Tuesday, 13 September 2016

Wales Bill passes the Commons

Although most on the opposition benches felt that the Wales Bill was only the continuation of a process, not the end point, they were agreed that it was a vast improvement on the previous draft. Accordingly, it passed the Third Reading stage in the Commons yesterday and one does not anticipate much trouble in the Lords.

During the Second Reading debate, Labour's Nia Griffith had made a case for allowing a public sector body to bid for the Wales and Border rail franchise, as is possible in Scotland. She pointed out that there was a precedent for a not-for-profit company based in Wales serving customers in England in the form of Dŵr Cymru Welsh Water. However, the opposition amendment was defeated on a whipped vote. Several other attempts to remove reserved powers from the Westminster government also failed.

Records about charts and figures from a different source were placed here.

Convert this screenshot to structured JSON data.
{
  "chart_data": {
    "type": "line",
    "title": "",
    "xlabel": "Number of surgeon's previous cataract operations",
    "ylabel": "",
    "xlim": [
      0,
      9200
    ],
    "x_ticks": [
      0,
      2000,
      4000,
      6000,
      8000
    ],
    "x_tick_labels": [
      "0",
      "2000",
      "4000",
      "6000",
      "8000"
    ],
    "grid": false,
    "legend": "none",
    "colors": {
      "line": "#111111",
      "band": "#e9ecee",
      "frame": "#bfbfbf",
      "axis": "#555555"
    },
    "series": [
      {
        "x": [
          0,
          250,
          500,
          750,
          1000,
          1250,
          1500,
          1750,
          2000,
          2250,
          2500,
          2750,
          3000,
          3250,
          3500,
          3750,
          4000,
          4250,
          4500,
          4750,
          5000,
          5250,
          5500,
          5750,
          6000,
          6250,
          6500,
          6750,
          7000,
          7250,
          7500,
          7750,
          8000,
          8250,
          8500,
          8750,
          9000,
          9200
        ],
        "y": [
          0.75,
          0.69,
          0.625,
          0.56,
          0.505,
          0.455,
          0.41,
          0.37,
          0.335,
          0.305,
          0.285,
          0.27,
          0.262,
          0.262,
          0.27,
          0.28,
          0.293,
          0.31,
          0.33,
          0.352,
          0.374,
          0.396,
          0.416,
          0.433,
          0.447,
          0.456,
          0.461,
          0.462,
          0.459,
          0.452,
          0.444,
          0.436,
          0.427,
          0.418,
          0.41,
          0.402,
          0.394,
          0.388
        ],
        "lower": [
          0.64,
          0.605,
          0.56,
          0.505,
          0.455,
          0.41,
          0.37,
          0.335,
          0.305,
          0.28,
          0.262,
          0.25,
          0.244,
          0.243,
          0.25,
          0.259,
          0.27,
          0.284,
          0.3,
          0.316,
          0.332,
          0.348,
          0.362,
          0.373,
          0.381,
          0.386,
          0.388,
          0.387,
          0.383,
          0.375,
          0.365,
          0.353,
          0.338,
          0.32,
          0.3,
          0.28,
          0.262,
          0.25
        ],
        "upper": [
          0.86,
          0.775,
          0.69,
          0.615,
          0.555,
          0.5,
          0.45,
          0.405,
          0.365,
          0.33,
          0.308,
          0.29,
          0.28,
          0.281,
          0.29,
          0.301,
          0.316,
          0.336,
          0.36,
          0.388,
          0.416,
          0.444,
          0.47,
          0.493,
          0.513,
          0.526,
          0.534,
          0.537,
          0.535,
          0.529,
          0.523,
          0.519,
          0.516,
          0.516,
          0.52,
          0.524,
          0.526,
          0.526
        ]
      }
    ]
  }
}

Welsh Liberal Democrat Mark Williams concluded his Third Reading speech:

The Bill has taken into account many of the concerns that were raised during the pre-legislative scrutiny of the Welsh Affairs Committee. It is a far sight better than what we had previously, and I commend the Government for listening. As the hon. Member for Newport West (Paul Flynn) has said, however, we must not be misled into believing that the Bill provides the answer to all of Wales’s governance questions, because clearly it does not. It leaves open many questions, not least the problems of jurisdiction and the growing divergence between English and Welsh law, along with the issues of devolving policing and of youth justice.

Let me repeat what I said earlier about the issue of a separate or distinct legal jurisdiction. I do not favour and never have favoured a separate one, but the current system will sooner or later require substantial reform to cope with the growing divergence of English and Welsh law. There is an inevitability about that; the Government need to be mindful of it. They are partly mindful of it, as seen through their creation of the joint working group. That is a step in the right direction, too, but I suspect that we will return to these issues in the years to come. The Bill does not go far enough, but it is a step in the right direction.

I believe that the Bill will have a positive impact on the governance of Wales. It will provide greater accountability, greater clarity and a greater say over Welsh affairs to the people of Wales. I have said this before, but there was a party political broadcast in 1951, conducted by the then deputy leader of the Liberal party, Lady Megan Lloyd George. It was a UK broadcast, but she ended up saying “Home Rule for Wales” in Welsh: “Hunanlywodraeth i Gymru”. Many people in Wales understood what that meant. Many people had the aspiration. We are not yet there. I am not going to dismiss this Bill as a missed opportunity, but there are still many opportunities to be taken advantage of if Wales is to achieve home rule in the future.